Update the database description or schema for the given class and all classes it depends on. This method is used after you have made changes to the definition of a class. If this method is called with a class that has not been changed it has no effect. The following changes ARE supported:
* Add a property.
* Remove a property.
* Change a property from a primitive to the corresponding reference type, for example from double to Double. The opposite (Double to double) is possible, but not encouraged as it is entirely up to your code how any nulls existing in the database are handled.
* Change a property from one reference type to another. If the new type is a supertype or implemented by the original type, either directly or indirectly, references will be preserved. In other words, properties can be made more general, not less. For example, it is possible to change from ArrayList to List, but not the other way around, without losing data. Any non-compatible references will be dropped. If a property refers to both List and ArrayList objects and is converted from List to ArrayList (the 'wrong' way) all List references will be deleted.
* Change a reference type to a primitive, or the other way around, for example from String to java.util.Date. Please observe that this WILL result in all old references being null. This has the same effect as dropping the property and creating a new one. You probably don't want this, but you can. This does not apply to the reference types that directly correspond to primitive types (see above).
The following changes ARE NOT supported:
* Rename a property. For this see the {@link #renameProperties(Class)}method.
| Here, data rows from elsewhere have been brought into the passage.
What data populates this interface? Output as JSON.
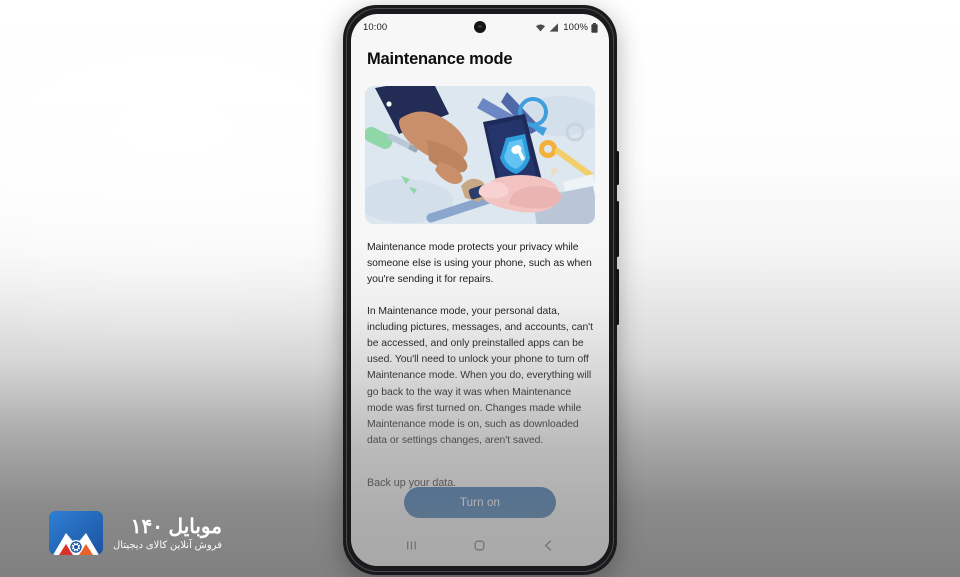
{
  "background": {
    "top_color": "#ffffff",
    "bottom_color": "#808080"
  },
  "phone": {
    "status_bar": {
      "time": "10:00",
      "battery_percent": "100%",
      "icons": [
        "wifi-icon",
        "cellular-signal-icon",
        "battery-icon"
      ],
      "camera": "front-camera-punch-hole"
    },
    "page_title": "Maintenance mode",
    "illustration": {
      "name": "maintenance-mode-illustration",
      "description": "Two hands exchanging a smartphone displaying a shield with a wrench, surrounded by repair tools",
      "background_color": "#dfe8ef",
      "phone_color": "#1e2b5a",
      "shield_color": "#2f9fe0",
      "elements": [
        "screwdriver",
        "hammer",
        "pliers",
        "pencil",
        "gear",
        "shield-wrench-icon",
        "hand-dark-sleeve",
        "hand-pink-sleeve"
      ]
    },
    "paragraphs": [
      "Maintenance mode protects your privacy while someone else is using your phone, such as when you're sending it for repairs.",
      "In Maintenance mode, your personal data, including pictures, messages, and accounts, can't be accessed, and only preinstalled apps can be used. You'll need to unlock your phone to turn off Maintenance mode. When you do, everything will go back to the way it was when Maintenance mode was first turned on. Changes made while Maintenance mode is on, such as downloaded data or settings changes, aren't saved.",
      "Back up your data."
    ],
    "primary_button": {
      "label": "Turn on",
      "color": "#1b5fa5",
      "text_color": "#ffffff"
    },
    "navigation_bar": {
      "recents_label": "recents-icon",
      "home_label": "home-icon",
      "back_label": "back-icon"
    }
  },
  "watermark": {
    "brand_title": "موبایل ۱۴۰",
    "brand_subtitle": "فروش آنلاین کالای دیجیتال",
    "logo_name": "mobile140-logo",
    "logo_color": "#1f63b4",
    "accent_red": "#d8322c",
    "accent_orange": "#e8622a"
  }
}
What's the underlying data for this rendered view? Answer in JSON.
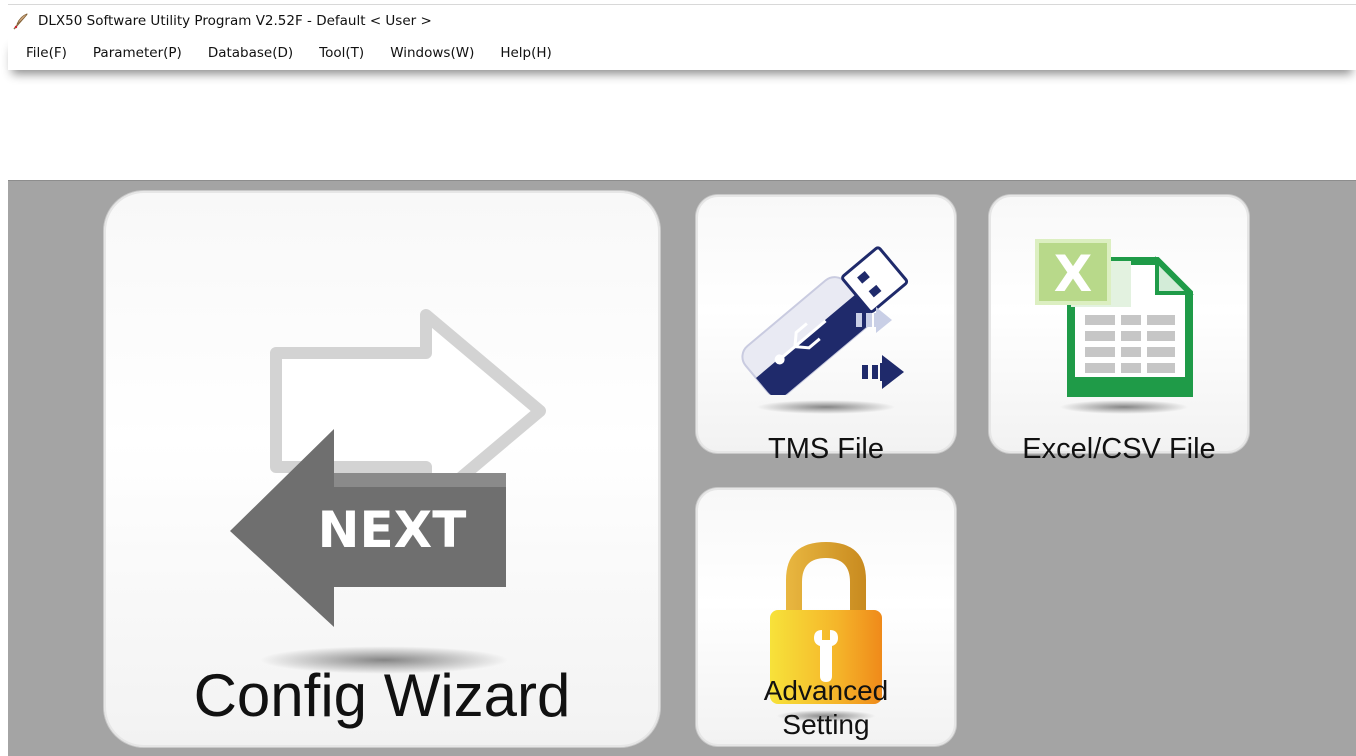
{
  "window": {
    "title": "DLX50 Software Utility Program V2.52F - Default < User >",
    "icon": "feather-pen-icon"
  },
  "menu": {
    "items": [
      {
        "label": "File(F)"
      },
      {
        "label": "Parameter(P)"
      },
      {
        "label": "Database(D)"
      },
      {
        "label": "Tool(T)"
      },
      {
        "label": "Windows(W)"
      },
      {
        "label": "Help(H)"
      }
    ]
  },
  "tiles": {
    "config_wizard": {
      "label": "Config Wizard",
      "icon": "next-arrows-icon",
      "icon_text": "NEXT"
    },
    "tms_file": {
      "label": "TMS File",
      "icon": "usb-drive-icon"
    },
    "excel_csv_file": {
      "label": "Excel/CSV File",
      "icon": "excel-file-icon",
      "icon_text": "X"
    },
    "advanced_setting": {
      "label_line1": "Advanced",
      "label_line2": "Setting",
      "icon": "padlock-wrench-icon"
    }
  },
  "colors": {
    "workspace_bg": "#a4a4a4",
    "usb_navy": "#1f2a6b",
    "excel_green": "#1f9b48",
    "lock_orange": "#f39a1e"
  }
}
To carry out any of the supported changes, just pass a Class object you want changed to this method. If you are changing a property from primitive to reference or the other way, you do not even need to call this method, just start using the new class.
If you wish to implement any other changes, you have to do this in a two-step approach:
1. Create an intermediary class, and read all of the old objects into it. Store the objects as intermediary classes.
2. Drop the old class, and copy from the intermediary class to the new class, storing it.
In this case you do not use the updateSchema method.